Biomórficos
Biomórficos
O vocábulo emprestado, biomórfico, chega no debate em meados de 1930, referindo-se a trabalhos surrealistas tais como os de Jean Arp. Palavra essa, nos ajuda a espreitar as imagens da jornada poética e colaborativa da dupla de artistas Nani Silveira e Carlos Januário. Pois seus trabalhos e processos se conjugam na afinidade com o orgânico.
Biomórfica é qualidade de formas ou imagens capazes de evocar a vida. Supõe a congruência entre estrutura e superfície dos corpos, própria dos processos de morfogênese dos seres vivos. Não obstante, em arte, também indicou impulsos poéticos fragmentários: do pedaço transformado em objeto autônomo, capaz de capturar as pulsões do sujeito.
Engajados com a cozinha da cerâmica, Silveira e Januário encontraram os meios de explorar o interesse mútuo pela forma da vida e a oportunidade de simbiose dos seus imaginários, ser deixar de lado a extensão semiótica e cultural do termo biomórfico. Suas peças muitas vezes apresentam congruência entre estrutura e superfície. Em outros casos, múltiplos similares desmancham o suporte, fazendo existir o alastramento de um organismo simples liberado de base prévia, mas cuja ordem topológica não pode ser explicada apenas a partir de cada módulo.

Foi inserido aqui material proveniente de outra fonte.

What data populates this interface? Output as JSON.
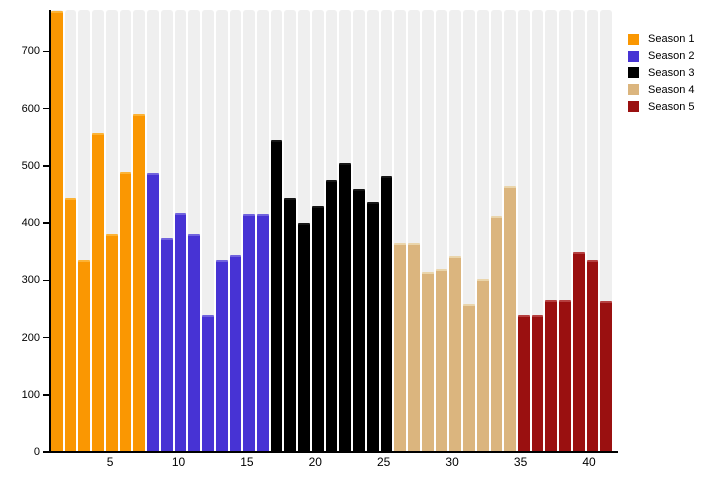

Fica na sua ocorrência a sensação de uma abrangência impossível.
Estas sugestões, intuídas a partir dos trabalhos, remontam a produção das peças. Pois a colaboração conduziu não apenas à integração mútua de operações e à lisa mistura de imaginários. Resultou na transformação do processo artístico através do dissenso. Na mutação dos monólogos em diálogos modelados no barro.

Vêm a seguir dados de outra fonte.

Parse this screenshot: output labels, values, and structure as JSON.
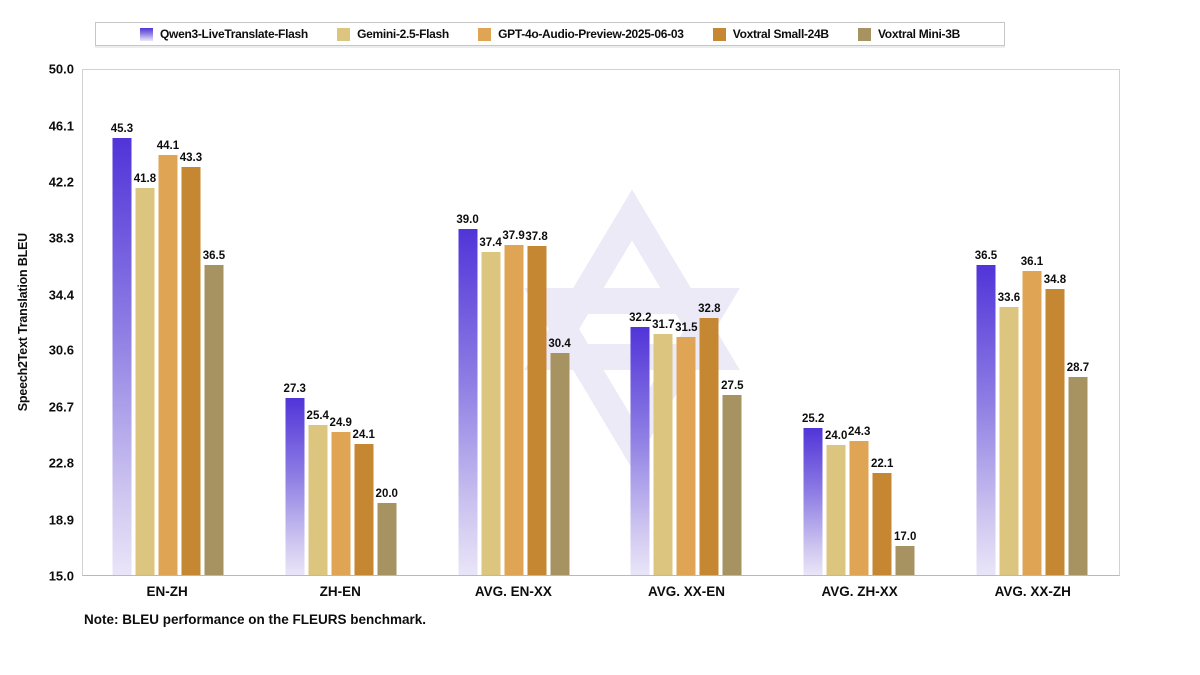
{
  "chart_data": {
    "type": "bar",
    "title": "",
    "ylabel": "Speech2Text Translation BLEU",
    "xlabel": "",
    "ylim": [
      15.0,
      50.0
    ],
    "yticks": [
      15.0,
      18.9,
      22.8,
      26.7,
      30.6,
      34.4,
      38.3,
      42.2,
      46.1,
      50.0
    ],
    "grid": false,
    "legend_position": "top",
    "categories": [
      "EN-ZH",
      "ZH-EN",
      "AVG. EN-XX",
      "AVG. XX-EN",
      "AVG. ZH-XX",
      "AVG. XX-ZH"
    ],
    "series": [
      {
        "name": "Qwen3-LiveTranslate-Flash",
        "color": "#5134d8",
        "gradient": [
          "#5134d8",
          "#8f7fe4",
          "#cfc7f0",
          "#e9e5f8"
        ],
        "values": [
          45.3,
          27.3,
          39.0,
          32.2,
          25.2,
          36.5
        ]
      },
      {
        "name": "Gemini-2.5-Flash",
        "color": "#dcc67f",
        "values": [
          41.8,
          25.4,
          37.4,
          31.7,
          24.0,
          33.6
        ]
      },
      {
        "name": "GPT-4o-Audio-Preview-2025-06-03",
        "color": "#e0a455",
        "values": [
          44.1,
          24.9,
          37.9,
          31.5,
          24.3,
          36.1
        ]
      },
      {
        "name": "Voxtral Small-24B",
        "color": "#c68732",
        "values": [
          43.3,
          24.1,
          37.8,
          32.8,
          22.1,
          34.8
        ]
      },
      {
        "name": "Voxtral Mini-3B",
        "color": "#a79361",
        "values": [
          36.5,
          20.0,
          30.4,
          27.5,
          17.0,
          28.7
        ]
      }
    ],
    "note": "Note: BLEU performance on the FLEURS benchmark.",
    "watermark_color": "#edeaf8"
  }
}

As peças queimadas tanto são consequências de uma concordância inicial entre as poéticas de Silveira e Januário, quanto decorrências de negociações entre suas pretensões divergentes. Um debate, às vezes silencioso, avesso à palavra. Materializadas em contato, suas imaginações causam pequenos choques, interferências mútuas nos pressupostos subjetivos, através das sutilezas dos materiais e das configurações literais das suas peças. Ali estão, neste contato, as margens incertas do colapso inevitável, onde o diálogo promete aplicar uma finta nos defensores do previsível e conceder ao permanente uma dádiva: a graça da transitoriedade da vida.